PyMC3 lets you do this. As does Edward. I don’t think anyone’s ever evaluated what happens when mixing HMC/NUTS with other samplers. If there are evals, I’d very much like to see them. We are afraid that HMC/NUTS is so sensitive to tuning parameters that just a naive alternation will lead to highly biased samples because NUTS won’t be able to set the right step size or mass matrix to move effectively.
You can’t get a sparsity-inducing prior in full Bayes for continuous parameters—you need to write something like spike-and-slab that gives a finite probability mass to the zero solution. So something like L1 (Lapace prior; aka double-exponential) regularization won’t lead to a sparse posterior the way it will with MLE point estimates.
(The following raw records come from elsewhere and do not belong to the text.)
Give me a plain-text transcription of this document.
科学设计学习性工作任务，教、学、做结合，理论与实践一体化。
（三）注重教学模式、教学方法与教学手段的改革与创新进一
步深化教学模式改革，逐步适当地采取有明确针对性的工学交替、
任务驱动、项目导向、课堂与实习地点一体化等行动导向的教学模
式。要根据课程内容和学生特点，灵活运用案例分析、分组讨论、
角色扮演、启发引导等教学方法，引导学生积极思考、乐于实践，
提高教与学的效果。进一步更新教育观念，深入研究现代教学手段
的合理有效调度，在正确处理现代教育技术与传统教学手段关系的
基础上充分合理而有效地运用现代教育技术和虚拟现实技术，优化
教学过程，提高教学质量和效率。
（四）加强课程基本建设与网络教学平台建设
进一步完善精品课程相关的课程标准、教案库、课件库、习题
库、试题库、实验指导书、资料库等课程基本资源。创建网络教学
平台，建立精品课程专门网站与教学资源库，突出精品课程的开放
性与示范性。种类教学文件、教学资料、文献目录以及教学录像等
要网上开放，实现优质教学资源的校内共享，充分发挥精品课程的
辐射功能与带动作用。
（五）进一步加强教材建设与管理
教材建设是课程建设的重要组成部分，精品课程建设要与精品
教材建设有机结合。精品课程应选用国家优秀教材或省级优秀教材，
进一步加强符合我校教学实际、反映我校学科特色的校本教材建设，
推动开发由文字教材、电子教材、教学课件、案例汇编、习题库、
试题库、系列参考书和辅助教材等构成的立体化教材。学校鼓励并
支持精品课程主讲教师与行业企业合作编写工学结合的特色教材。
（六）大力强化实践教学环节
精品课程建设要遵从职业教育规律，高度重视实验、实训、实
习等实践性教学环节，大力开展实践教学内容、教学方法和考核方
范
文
Yes, Aki’s looking into this, but I’m pretty sure that it’s a Bayesian posteiror plus post-processing to get exact zero coefficients. I didn’t actually see it in the paper, so hopefully @avehtari or someone else can clarify.
This isn’t totally true. In rstanarm we have the product_normal prior, which has the stochastic representation as a product of n zero-mean normal variates but the product has an “explicit” (in terms of the Meijer-G) density function. As explained in section 1.1 of
the key properties are that
The kernel is ( -log(abs(x) / sigma) ) ^ (n - 1) as x approaches zero
The kernel is (abs(x) / sigma)) ^ (1 / (n - 1)) * exp(-0.5 * n * abs(x / sigma) ^ (2 / n)) as abs(x) approaches infinity
Thus, I call this prior “spike-and-slabish”, but it is proper. Of course, we don’t have the Meijer-G function in Stan and even if we did using it this way would be a disaster for NUTS with the absolute values and the infinite spike at zero and all. But it works decently well (albeit with a large adapt_delta) if you use the stochastic representation and multiply n zero-mean normal random variates together. That creates its own problems because the order of these n zero-mean normal random variates can be permuted without affecting target, but the solution is not to declare them as ordered[n] because that makes the sampling worse. Just let them be unordered and ignore the Rhats of the things you put the zero-mean normal priors on.
All that said, I am not sure how good an idea using this prior is. If you were mode finding, then the mode would be at the origin. If you are doing MCMC, then there will be two modes — one at the origin and one somewhere else — and neither the mean nor the median will be exactly zero.
This paper soon to appear in Electronic Journal of Statistics
describes how the new regularized horseshoe prior can be considered as the continuous counterpart of the spike-and-slab prior with a finite slab width.
Combining this with projection predictive approach
will provide also exactly zero coefficients while still taking (partly) into account the uncertainty whether those coefficents are zero.
For Stan code for projection predictive approach see
PyMC3 lets you do this. As does Edward. I don’t think anyone’s ever evaluated what happens when mixing HMC/NUTS with other samplers. If there are evals, I’d very much like to see them. We are afraid that HMC/NUTS is so sensitive to tuning parameters that just a naive alternation will lead to highly biased samples because NUTS won’t be able to set the right step size or mass matrix to move effectively.
I think Radford touched upon HMC updates within Gibbs blocks in his HMC tutorial. If I recall, the problem is that the Gibbs part of updating different blocks of parameters separately will bottleneck how independent your samples are negating the point of using HMC anyway.
He did. And he cites some earlier work. His application was the hierarchical parameters in a hierarchical model; basically to try to deal with the funnel. As far as I recall, he didn’t consider discrete parameters or adaptive forms of HMC. And for the funnel-like cases, you can reparameterize and stick to HMC.
I know that this is an old thread, but I’m curious: What was the end of the story? Did you get a matrix factorisation model to work with Stan? It would be super useful…
I wasn’t fully successful. I could fit models that didn’t seem entirely wrong on toy data with 2 latent factors using autodiff variational inference. They could get close to the MAP,. Who knows how good the variances were estiamted (probably not good). On more complex data the variational appxoimation was more obviously bad. I could never get a model to fit using stan-mc. I did try JAGS and it seemed to work ok as long as I started all the chains in the same mode. I presented a poster on this, but abandoned the project as I wouldn’t trust the results on real data.